"However, .data can be unsafe in some cases. Any changes on x.data wouldn’t be tracked by autograd, and the computed gradients would be incorrect if x is needed in a backward pass. A safer alternative is to use x.detach(), which also returns a Tensor that shares data with requires_grad=False, but will have its in-place changes reported by autograd if x is needed in backward."
Any in-place change on x.detach() will cause errors when x is needed in backward, so .detach() is a safer way for the exclusion of subgraphs from gradient computation. https://github.com/pytorch/pytorch/issues/6990
Here's an example. If you use detach()
instead of .data
, gradient computation is guaranteed to be correct..
>>> a = torch.tensor([1,2,3.], requires_grad = True)
>>> out = a.sigmoid()
>>> c = out.detach()
>>> c.zero_()
tensor([ 0., 0., 0.])
>>> out # modified by c.zero_() !!
tensor([ 0., 0., 0.])
>>> out.sum().backward() # Requires the original value of out, but that was overwritten by c.zero_()

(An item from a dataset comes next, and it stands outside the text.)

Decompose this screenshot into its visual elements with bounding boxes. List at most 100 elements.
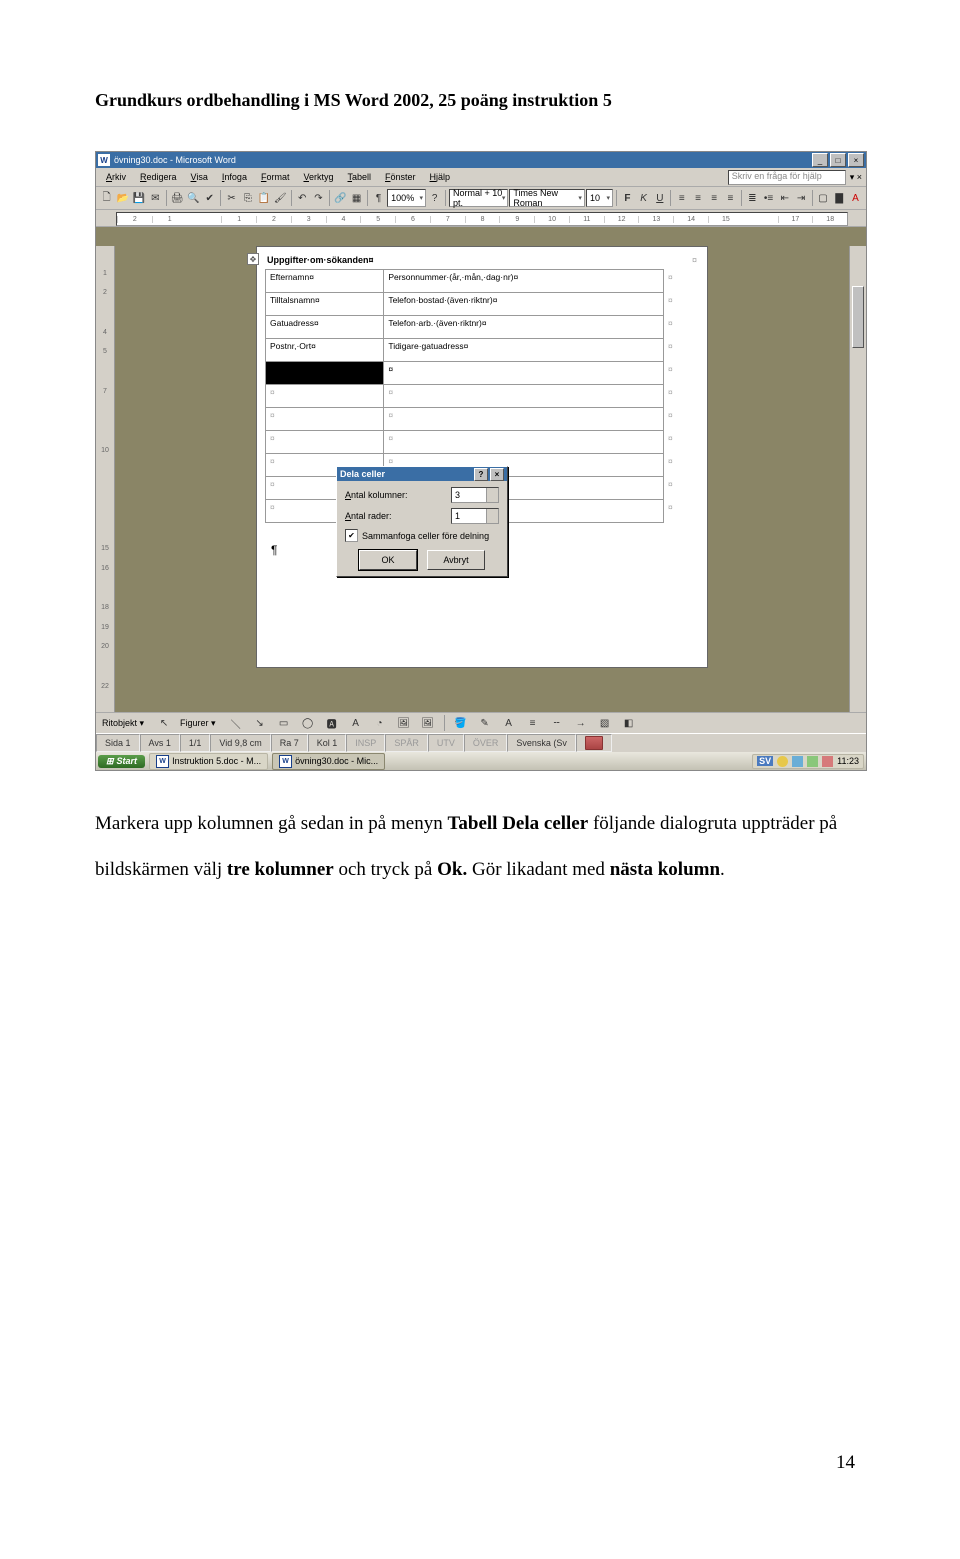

RuntimeError: one of the variables needed for gradient computation has been modified by an inplace operation
As opposed to using .data
:
>>> a = torch.tensor([1,2,3.], requires_grad = True)
>>> out = a.sigmoid()
>>> c = out.data
>>> c.zero_()
tensor([ 0., 0., 0.])
>>> out # out was modified by c.zero_()
tensor([ 0., 0., 0.])
>>> out.sum().backward()
>>> a.grad # The result is very, very wrong because `out` changed!
tensor([ 0., 0., 0.])
I'll leave this issue open: we should add an example to the migration guide and clarify that section.